As you get to know the other nonprofit and its needs, you can strive for a more involved partnership. However, taking a conservative route is logical. After all, you might discover that the charity is harder to work with than you assumed. In that case, it would be better to know before you get in too deep.

Don’t be afraid to plant these small seeds across a number of charities, just to see which ones “stick”. You’ll probably start to get a good sense of which ones are putting you in the best light with employees or customers. Two-thirds of workers are attracted to purpose-driven employers and 55% would work for one even if the salary was lower. When you support charities your team approves of, they’ll let you know.

Golden Rule #6: Set metrics to monitor your progress.

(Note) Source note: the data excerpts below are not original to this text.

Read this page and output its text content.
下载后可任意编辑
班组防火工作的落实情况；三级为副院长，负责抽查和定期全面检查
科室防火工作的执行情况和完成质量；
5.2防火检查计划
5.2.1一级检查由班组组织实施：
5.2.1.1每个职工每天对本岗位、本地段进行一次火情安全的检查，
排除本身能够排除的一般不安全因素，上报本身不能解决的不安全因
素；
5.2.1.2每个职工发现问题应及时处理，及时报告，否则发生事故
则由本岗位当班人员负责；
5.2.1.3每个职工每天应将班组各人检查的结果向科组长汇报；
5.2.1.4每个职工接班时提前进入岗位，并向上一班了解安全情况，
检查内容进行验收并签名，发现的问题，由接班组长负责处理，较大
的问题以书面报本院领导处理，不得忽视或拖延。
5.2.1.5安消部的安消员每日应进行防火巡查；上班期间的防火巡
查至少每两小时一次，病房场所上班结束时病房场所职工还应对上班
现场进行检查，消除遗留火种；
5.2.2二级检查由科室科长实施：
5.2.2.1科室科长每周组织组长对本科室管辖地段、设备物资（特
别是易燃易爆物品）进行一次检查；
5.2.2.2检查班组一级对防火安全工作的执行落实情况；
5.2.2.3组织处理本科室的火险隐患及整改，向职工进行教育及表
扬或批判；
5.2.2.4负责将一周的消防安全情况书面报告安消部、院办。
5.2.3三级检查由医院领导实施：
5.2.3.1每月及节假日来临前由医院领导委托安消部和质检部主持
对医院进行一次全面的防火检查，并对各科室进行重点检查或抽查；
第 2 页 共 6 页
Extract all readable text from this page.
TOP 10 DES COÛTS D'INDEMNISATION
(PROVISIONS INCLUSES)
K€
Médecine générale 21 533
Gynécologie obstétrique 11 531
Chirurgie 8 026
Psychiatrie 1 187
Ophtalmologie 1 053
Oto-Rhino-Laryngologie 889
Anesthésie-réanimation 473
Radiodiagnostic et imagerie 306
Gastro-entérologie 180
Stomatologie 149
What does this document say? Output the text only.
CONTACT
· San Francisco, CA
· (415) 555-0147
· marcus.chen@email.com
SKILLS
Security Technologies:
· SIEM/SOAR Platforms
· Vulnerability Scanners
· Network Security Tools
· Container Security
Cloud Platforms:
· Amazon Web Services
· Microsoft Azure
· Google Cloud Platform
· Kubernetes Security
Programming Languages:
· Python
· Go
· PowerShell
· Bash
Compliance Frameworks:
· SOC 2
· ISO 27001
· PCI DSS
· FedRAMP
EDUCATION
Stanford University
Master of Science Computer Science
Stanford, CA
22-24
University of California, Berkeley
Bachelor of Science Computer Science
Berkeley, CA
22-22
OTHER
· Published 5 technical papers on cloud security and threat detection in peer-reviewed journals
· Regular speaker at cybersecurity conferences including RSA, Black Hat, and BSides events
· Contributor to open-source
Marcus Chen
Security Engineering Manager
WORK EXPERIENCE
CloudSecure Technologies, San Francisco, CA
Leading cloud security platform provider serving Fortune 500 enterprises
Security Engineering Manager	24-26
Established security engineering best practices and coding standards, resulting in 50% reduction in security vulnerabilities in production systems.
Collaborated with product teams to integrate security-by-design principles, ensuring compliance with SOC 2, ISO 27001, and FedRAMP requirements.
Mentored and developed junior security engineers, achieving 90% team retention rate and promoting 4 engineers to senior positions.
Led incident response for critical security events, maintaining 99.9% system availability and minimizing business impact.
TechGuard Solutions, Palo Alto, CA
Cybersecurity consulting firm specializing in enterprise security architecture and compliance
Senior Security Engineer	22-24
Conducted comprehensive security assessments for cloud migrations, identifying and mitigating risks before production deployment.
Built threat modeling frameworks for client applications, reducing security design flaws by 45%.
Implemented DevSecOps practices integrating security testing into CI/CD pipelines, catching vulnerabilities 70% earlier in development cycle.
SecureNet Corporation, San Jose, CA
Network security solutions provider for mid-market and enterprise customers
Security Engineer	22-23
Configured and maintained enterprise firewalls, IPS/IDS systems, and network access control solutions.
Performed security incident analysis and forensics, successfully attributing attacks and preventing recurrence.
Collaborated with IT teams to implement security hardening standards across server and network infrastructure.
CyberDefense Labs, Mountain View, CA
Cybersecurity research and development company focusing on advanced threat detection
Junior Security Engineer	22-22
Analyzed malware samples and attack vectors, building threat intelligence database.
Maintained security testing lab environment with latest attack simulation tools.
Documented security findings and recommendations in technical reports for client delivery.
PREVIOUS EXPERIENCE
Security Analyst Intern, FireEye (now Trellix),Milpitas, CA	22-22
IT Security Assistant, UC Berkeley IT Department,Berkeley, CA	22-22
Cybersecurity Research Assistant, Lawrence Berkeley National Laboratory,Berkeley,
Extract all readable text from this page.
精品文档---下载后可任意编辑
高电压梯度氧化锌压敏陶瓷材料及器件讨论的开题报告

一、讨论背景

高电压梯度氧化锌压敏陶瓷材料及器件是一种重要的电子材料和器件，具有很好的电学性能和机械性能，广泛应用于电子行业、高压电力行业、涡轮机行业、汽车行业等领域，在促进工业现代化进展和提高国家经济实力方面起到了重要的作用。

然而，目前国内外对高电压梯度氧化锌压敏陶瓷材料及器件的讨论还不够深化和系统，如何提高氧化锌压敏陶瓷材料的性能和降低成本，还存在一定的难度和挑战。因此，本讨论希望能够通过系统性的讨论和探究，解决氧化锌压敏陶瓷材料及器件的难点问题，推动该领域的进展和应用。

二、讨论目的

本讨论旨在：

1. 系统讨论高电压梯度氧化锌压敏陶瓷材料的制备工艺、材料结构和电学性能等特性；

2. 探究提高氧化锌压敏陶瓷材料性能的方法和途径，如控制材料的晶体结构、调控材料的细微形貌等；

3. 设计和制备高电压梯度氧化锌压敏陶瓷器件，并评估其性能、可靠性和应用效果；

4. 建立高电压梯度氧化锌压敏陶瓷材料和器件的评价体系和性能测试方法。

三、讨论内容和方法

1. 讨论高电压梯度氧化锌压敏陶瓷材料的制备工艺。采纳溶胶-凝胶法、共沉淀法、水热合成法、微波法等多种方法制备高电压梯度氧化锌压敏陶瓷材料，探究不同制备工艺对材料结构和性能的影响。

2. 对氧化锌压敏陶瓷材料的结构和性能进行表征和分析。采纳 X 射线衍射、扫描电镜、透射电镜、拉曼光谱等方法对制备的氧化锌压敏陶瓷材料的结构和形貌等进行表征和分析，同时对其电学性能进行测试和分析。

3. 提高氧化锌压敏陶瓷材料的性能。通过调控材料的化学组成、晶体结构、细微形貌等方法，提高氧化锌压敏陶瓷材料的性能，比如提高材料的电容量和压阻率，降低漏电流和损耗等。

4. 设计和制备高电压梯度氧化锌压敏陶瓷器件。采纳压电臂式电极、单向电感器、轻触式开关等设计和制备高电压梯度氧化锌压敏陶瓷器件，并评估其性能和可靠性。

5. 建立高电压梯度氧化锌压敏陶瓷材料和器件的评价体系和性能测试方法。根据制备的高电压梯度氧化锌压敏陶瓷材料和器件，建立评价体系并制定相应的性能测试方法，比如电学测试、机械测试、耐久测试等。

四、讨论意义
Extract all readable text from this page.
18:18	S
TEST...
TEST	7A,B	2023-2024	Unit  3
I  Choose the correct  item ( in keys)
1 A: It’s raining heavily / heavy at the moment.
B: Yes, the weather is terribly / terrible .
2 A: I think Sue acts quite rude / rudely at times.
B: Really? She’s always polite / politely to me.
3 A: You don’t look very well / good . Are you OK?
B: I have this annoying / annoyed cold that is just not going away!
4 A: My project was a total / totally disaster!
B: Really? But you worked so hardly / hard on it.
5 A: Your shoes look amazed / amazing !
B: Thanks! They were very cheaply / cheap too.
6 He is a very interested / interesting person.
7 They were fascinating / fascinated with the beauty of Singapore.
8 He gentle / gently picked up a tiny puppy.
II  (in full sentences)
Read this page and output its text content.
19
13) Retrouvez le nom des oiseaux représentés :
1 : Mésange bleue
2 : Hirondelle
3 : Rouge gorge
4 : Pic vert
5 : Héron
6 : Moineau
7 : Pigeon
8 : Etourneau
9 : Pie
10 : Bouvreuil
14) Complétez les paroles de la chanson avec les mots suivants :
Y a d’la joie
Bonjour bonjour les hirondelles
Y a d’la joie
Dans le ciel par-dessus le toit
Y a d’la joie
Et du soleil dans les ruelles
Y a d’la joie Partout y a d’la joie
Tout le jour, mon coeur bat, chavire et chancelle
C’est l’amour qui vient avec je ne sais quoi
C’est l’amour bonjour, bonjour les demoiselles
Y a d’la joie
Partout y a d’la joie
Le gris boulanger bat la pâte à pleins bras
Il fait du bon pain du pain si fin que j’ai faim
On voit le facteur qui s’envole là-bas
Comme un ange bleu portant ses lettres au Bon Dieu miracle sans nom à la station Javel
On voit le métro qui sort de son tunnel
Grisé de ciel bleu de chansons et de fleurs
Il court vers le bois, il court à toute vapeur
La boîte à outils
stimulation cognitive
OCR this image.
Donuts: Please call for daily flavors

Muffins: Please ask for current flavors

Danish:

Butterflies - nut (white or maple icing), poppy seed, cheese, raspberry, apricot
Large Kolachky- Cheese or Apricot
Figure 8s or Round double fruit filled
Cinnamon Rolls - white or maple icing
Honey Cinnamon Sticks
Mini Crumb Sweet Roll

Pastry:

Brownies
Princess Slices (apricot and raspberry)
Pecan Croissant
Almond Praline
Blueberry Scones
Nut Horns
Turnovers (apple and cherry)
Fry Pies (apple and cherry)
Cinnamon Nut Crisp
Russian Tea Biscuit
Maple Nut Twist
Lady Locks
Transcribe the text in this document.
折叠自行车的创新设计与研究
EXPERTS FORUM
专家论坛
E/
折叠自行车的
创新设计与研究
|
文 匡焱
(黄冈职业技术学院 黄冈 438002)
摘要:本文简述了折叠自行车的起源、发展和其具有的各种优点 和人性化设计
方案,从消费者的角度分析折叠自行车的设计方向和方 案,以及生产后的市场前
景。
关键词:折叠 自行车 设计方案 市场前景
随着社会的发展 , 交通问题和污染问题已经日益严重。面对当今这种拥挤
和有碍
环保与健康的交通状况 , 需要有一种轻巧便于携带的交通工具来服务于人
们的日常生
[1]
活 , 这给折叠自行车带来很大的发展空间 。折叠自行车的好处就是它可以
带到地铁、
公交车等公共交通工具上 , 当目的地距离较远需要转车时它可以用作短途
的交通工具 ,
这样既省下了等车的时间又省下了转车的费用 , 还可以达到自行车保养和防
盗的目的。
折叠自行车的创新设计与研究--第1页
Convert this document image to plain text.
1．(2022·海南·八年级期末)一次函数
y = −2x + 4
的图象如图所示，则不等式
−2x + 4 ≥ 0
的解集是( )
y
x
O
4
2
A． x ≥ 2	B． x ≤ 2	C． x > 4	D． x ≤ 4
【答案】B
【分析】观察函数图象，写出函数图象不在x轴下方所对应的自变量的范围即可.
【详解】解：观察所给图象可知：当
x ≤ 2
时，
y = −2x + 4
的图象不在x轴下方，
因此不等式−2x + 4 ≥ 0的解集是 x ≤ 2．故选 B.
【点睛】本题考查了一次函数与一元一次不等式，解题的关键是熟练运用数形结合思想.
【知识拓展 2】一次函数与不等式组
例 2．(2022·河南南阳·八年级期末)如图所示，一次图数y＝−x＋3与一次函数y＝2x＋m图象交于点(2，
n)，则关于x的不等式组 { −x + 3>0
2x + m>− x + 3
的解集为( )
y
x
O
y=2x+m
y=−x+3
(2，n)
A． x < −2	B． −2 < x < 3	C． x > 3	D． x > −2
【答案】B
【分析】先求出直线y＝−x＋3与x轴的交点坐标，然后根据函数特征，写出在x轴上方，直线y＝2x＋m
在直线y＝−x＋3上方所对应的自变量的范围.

It’s always a smart idea to measure all your campaigns and initiatives. Yet it can be a bit of a head-scratcher to decide how to measure your nonprofit relationships. Ultimately, you’ll need to pin down some metrics, though, or you’ll have trouble knowing if you’re making inroads.

What are some metrics you could apply when examining your partnership with a charity? You might want to track any business that came to you through your charity-focused marketing. As long as you have analytics in place, you can connect the dots between website visitors and sales. For instance, you might be able to figure out how many people watched your social giving blog and then made a purchase.

Another business KPI that could work for you is employee hours spent volunteering. You might be able to weigh that figure against any industry standards, if they exist. Even if they don’t, your statistics could set a baseline to rise above from year to year.

Just ensure that you consistently stay on top of any measurements you target. They’ll give you insights into how well your partnership is working. They may also give you more to discuss in your next (or inaugural!) corporate social responsibility (CSR) annual report.

No one would argue that companies have a responsibility to do as much good as they can. And doing good starts by offering a helping hand in the form of strategic partnerships with nonprofits. By following some simple golden rules, you can set up all the stakeholders involved for success.